The design of the capsule allows it to be used on a standard syringe, with the capsule being a disposable. The capsule is provided in the covered position. This means that the cover is over the needle. It is only when the practitioner is injecting a patient that the needle is exposed. Following injection, the needle is again covered by sliding the cover over the needle. Thus the cover reversibly covers and uncovers the needle. The design allows the practitioner to remove the cover and inject the patient using one hand. The patient need not see the needle, as uncovering the needle can be done immediately before injecting and is done smoothly as part of the injection process. Once the injection is completed, the practitioner can cover the needle, by using the other hand to urge the cover over the needle at the same time as the syringe is being removed from the vicinity of the patient. Again, this can be done smoothly as part of the process of removing the syringe. This greatly reduces the stress on a patient. Further, as the needle is covered during both the assembly and disposal, and can indeed be covered between injections, needle stick injuries are minimized.

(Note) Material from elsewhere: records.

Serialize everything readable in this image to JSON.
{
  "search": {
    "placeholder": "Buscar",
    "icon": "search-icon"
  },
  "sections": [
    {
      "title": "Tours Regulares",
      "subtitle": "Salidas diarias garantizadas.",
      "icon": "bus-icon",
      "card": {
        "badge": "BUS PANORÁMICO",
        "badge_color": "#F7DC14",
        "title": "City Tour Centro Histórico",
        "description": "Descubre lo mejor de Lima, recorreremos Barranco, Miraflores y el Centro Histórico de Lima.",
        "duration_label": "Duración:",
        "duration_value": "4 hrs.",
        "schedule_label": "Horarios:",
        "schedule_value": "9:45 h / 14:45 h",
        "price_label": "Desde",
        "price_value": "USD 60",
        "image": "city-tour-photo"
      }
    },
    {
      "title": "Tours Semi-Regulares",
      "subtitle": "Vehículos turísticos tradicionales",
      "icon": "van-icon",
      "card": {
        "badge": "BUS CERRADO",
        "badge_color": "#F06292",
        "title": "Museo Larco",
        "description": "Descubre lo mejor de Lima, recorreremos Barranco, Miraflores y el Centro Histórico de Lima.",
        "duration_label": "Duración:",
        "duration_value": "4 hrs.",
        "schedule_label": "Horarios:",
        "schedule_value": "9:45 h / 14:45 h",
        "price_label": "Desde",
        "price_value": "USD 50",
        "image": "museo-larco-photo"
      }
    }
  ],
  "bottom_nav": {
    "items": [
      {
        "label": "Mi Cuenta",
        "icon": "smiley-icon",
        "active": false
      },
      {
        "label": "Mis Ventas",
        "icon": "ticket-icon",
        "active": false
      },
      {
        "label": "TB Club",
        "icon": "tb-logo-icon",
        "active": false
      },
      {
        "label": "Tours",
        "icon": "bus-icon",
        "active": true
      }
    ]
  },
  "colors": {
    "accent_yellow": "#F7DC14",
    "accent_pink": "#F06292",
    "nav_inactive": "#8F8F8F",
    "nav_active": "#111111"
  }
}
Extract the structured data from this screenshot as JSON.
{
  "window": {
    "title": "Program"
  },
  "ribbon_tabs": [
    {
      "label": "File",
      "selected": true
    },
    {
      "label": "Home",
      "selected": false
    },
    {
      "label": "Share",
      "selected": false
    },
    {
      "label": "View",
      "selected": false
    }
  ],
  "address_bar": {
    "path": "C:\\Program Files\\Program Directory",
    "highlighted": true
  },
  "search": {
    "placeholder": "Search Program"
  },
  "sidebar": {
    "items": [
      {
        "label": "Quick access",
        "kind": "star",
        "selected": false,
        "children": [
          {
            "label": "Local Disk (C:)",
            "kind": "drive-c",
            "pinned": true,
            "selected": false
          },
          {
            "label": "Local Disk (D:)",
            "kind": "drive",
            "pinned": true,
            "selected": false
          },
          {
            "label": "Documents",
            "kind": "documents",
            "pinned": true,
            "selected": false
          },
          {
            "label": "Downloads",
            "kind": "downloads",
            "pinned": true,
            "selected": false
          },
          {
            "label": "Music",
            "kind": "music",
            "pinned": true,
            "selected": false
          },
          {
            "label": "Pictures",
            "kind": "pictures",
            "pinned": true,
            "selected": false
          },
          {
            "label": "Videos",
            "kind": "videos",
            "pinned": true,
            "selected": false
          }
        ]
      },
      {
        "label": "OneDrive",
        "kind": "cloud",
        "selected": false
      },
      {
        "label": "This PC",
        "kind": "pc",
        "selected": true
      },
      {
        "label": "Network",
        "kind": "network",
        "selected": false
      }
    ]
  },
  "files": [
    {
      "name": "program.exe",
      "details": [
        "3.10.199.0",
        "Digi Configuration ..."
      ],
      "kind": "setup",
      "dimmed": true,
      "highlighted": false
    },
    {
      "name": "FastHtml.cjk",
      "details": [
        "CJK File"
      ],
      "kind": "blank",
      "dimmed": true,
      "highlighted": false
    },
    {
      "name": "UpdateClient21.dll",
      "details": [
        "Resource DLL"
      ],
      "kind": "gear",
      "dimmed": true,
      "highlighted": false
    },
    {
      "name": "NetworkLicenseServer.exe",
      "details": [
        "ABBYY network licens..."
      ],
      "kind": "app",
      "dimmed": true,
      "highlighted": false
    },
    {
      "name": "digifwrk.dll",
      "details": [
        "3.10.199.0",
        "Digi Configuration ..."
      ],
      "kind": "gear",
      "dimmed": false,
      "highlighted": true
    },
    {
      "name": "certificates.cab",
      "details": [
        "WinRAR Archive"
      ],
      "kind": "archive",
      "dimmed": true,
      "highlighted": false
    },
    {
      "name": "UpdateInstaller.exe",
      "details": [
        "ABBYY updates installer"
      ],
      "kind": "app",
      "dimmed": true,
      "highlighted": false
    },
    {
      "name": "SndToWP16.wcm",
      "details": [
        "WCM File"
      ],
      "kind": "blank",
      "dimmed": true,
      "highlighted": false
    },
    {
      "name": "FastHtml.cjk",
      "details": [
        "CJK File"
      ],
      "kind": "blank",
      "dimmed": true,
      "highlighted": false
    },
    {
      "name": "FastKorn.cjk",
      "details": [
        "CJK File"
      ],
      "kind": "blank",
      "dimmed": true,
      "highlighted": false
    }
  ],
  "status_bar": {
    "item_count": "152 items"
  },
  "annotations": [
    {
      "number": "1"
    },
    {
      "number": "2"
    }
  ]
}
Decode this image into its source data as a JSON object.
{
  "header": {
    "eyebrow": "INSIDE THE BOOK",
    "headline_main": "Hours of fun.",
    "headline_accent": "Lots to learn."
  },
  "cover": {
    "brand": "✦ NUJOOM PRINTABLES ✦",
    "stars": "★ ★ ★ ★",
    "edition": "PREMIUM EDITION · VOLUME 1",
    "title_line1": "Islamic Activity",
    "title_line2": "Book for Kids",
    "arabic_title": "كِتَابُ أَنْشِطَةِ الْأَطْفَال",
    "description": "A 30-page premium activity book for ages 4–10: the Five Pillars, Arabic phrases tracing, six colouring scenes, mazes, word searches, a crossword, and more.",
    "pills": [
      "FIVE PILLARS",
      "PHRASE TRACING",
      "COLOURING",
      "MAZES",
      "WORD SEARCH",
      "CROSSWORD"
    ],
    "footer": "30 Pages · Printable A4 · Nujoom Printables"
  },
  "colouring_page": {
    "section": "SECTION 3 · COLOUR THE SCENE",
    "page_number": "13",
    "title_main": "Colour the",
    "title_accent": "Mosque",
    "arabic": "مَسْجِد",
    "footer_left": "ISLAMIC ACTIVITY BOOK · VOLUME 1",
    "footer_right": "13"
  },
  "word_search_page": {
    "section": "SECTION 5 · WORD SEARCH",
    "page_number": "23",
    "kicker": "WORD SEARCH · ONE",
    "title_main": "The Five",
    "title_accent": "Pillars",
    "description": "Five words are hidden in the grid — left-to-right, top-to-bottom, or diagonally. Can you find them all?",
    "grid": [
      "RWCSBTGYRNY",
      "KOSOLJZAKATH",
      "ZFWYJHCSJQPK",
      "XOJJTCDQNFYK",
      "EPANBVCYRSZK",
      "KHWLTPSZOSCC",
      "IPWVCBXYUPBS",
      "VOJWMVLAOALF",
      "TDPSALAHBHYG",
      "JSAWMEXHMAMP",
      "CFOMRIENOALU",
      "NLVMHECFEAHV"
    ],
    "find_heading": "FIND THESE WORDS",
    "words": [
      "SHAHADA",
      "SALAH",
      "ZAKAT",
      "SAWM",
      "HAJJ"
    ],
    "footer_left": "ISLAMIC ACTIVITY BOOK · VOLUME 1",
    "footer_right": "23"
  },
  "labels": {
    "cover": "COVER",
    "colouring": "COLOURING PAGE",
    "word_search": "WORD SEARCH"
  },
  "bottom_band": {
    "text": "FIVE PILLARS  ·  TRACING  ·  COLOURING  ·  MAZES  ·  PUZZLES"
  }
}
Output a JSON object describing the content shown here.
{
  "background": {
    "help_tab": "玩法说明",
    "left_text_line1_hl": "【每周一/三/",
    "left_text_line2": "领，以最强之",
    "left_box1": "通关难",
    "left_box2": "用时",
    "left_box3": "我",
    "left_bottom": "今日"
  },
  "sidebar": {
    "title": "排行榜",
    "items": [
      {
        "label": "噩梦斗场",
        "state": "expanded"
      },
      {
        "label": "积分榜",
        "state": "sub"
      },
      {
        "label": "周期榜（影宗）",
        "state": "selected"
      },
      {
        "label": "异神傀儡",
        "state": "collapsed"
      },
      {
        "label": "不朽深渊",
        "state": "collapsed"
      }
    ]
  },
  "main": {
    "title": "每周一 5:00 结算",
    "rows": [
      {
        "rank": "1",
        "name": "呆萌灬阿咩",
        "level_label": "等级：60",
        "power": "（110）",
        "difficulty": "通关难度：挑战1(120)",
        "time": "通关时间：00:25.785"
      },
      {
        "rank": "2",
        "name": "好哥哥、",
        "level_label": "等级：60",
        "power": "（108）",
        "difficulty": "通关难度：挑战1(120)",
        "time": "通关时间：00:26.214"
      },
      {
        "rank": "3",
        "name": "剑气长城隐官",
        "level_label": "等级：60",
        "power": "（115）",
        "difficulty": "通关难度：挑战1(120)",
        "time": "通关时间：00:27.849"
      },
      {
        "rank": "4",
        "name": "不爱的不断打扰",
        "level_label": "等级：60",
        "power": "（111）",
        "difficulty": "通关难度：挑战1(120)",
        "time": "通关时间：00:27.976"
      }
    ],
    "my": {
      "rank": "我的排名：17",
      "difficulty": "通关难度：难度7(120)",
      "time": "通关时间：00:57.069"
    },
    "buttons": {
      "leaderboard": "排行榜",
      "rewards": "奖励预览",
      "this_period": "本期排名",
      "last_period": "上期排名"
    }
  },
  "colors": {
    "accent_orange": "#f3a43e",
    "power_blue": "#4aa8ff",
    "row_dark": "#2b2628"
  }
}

The foregoing is a description of an embodiment of the present technology. As would be known to one skilled in the art, variations are contemplated that do not alter the scope of the technology. For example, the conduit can be replaced with a needle or any other channel that permits flow of fluid from the needle cannula to the barrel, the spring may be replaced with any other suitable biasing member and the O-ring(s) can be replaced with any suitable gasket.